The warm sound of Arne Braun’s electric guitar and of the viola da gamba by Chris Dahlgren, are a soft nudge leading to If I would ask you; a mental meadow, a shower of drums and cymbals built by Evi Filippou and Alfred Vogel, around the mellow bass of Sidney Werner. All put together to reach the voices of countless little blue flowers opening calyxes to the golden sun. The story evolves into an interlude. Not so much in form, rather than in its feeling of irrationality. Vogel’s swing, mingling with Filippou’s vibes and Braun’s guitar solo to create a sound that could claim its roots in the far west, but also in the Nordic forests. A ballad would be the appropriate sequent; Ampharool. The spiritual journey in the mind of a man in search of answers, followed by a smooth bossa nova inspired by the soviet sci-fi novel “Roadside Picnic”; a joyful invitation into a minimal rhythmic construction adorned by the strings and dreamy voices of the band.

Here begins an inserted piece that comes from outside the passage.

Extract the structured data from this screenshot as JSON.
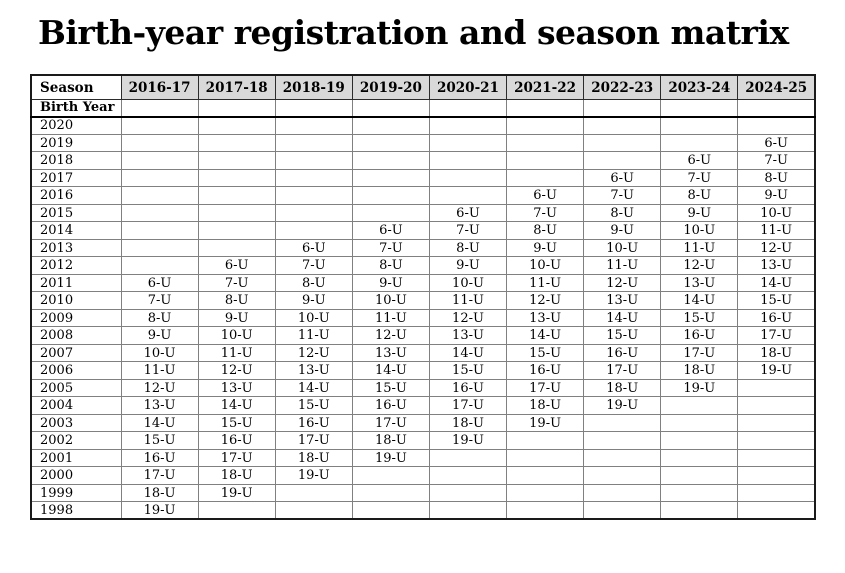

Suddenly I have sunk into a void of relaxation only to be greeted by Monday starts on Saturday. The swift is evident. The sense of asphyxiation and intensity interrupted by a sweet idyll and then back to chaos again. The acoustic paranoia seems to be fitting the kind of dystopia I have been experiencing in the capital of Greece the last couple of months, a soundtrack of distorted TV news and absurdity. But this doesn’t last long; it is just a slight reminder that the world is not a dreamy place of smells and sounds and tastes of love and equality. Without reservation on the other hand, constructed on baglama and saxophone is a soft philosophical contemplation, dressed in Hayden Chisholm’s unique sound. And the dream is moving on, Farming, a spectral duet by Chris Dahlgren and Almut Kühne, an awry interpretation of a waltz that delightfully leads to Tara’s Song. This is the part where Americana meets the Far East and together they march to create this otherworldly chant to the Mother of Compassion, everything we think we are is but a dream/ a bubble floating on a stream.

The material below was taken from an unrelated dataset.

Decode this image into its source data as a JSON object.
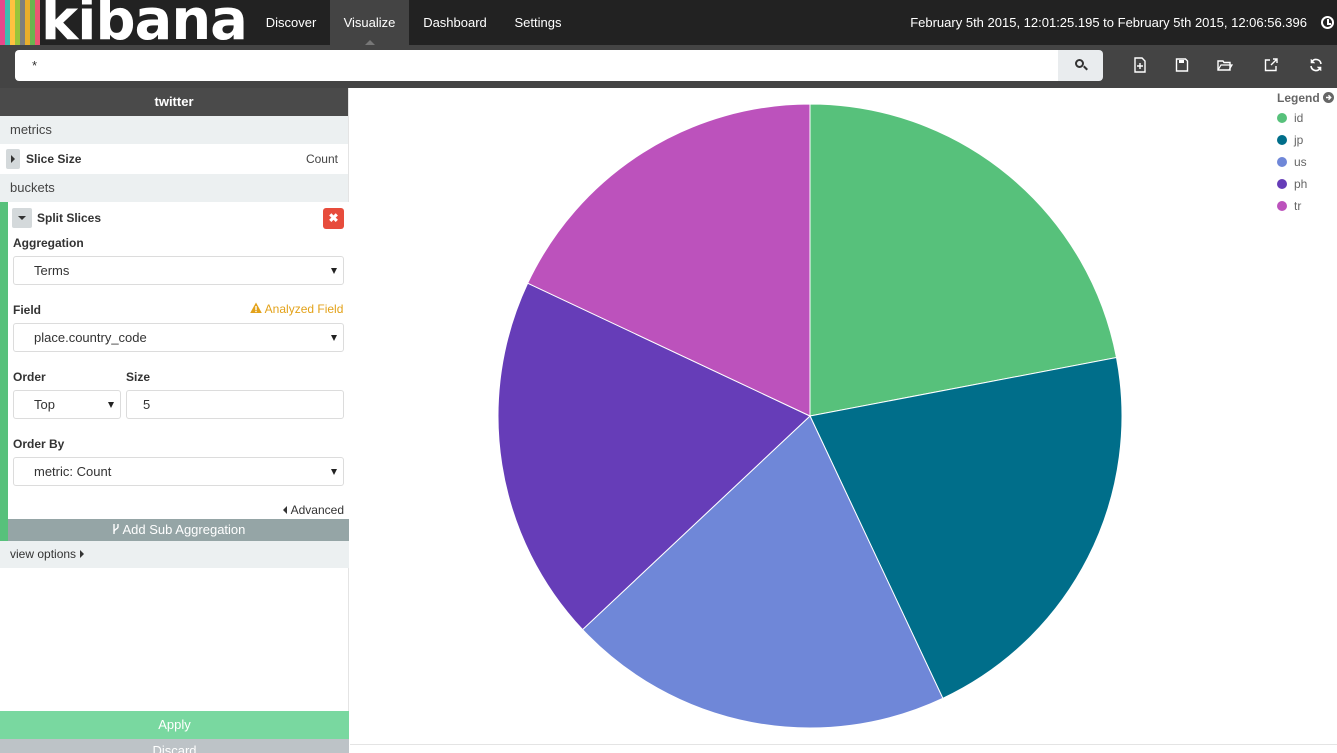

It’s been almost an hour or maybe it’s been three months. I can hardly know anymore in this setting that time is endless. I have been travelling on the flying carpet of Dhalgren for a while now, as I land on the last track, Fairies’ song written by William Shakespeare. And if anyone wondered how this route could come to an end, this classic poem leads the way to a glorious ending. Almut Kühne reappears to melodically hold my hand with her outstanding voice towards the exodus. By the end of the song I am floating. A rejuvenating sense of balance has settled into my heart and I feel grateful for the healing properties of music and the incomparable vision of Dhalgren that keeps transforming a dull and despaired afternoon into a magical odyssey.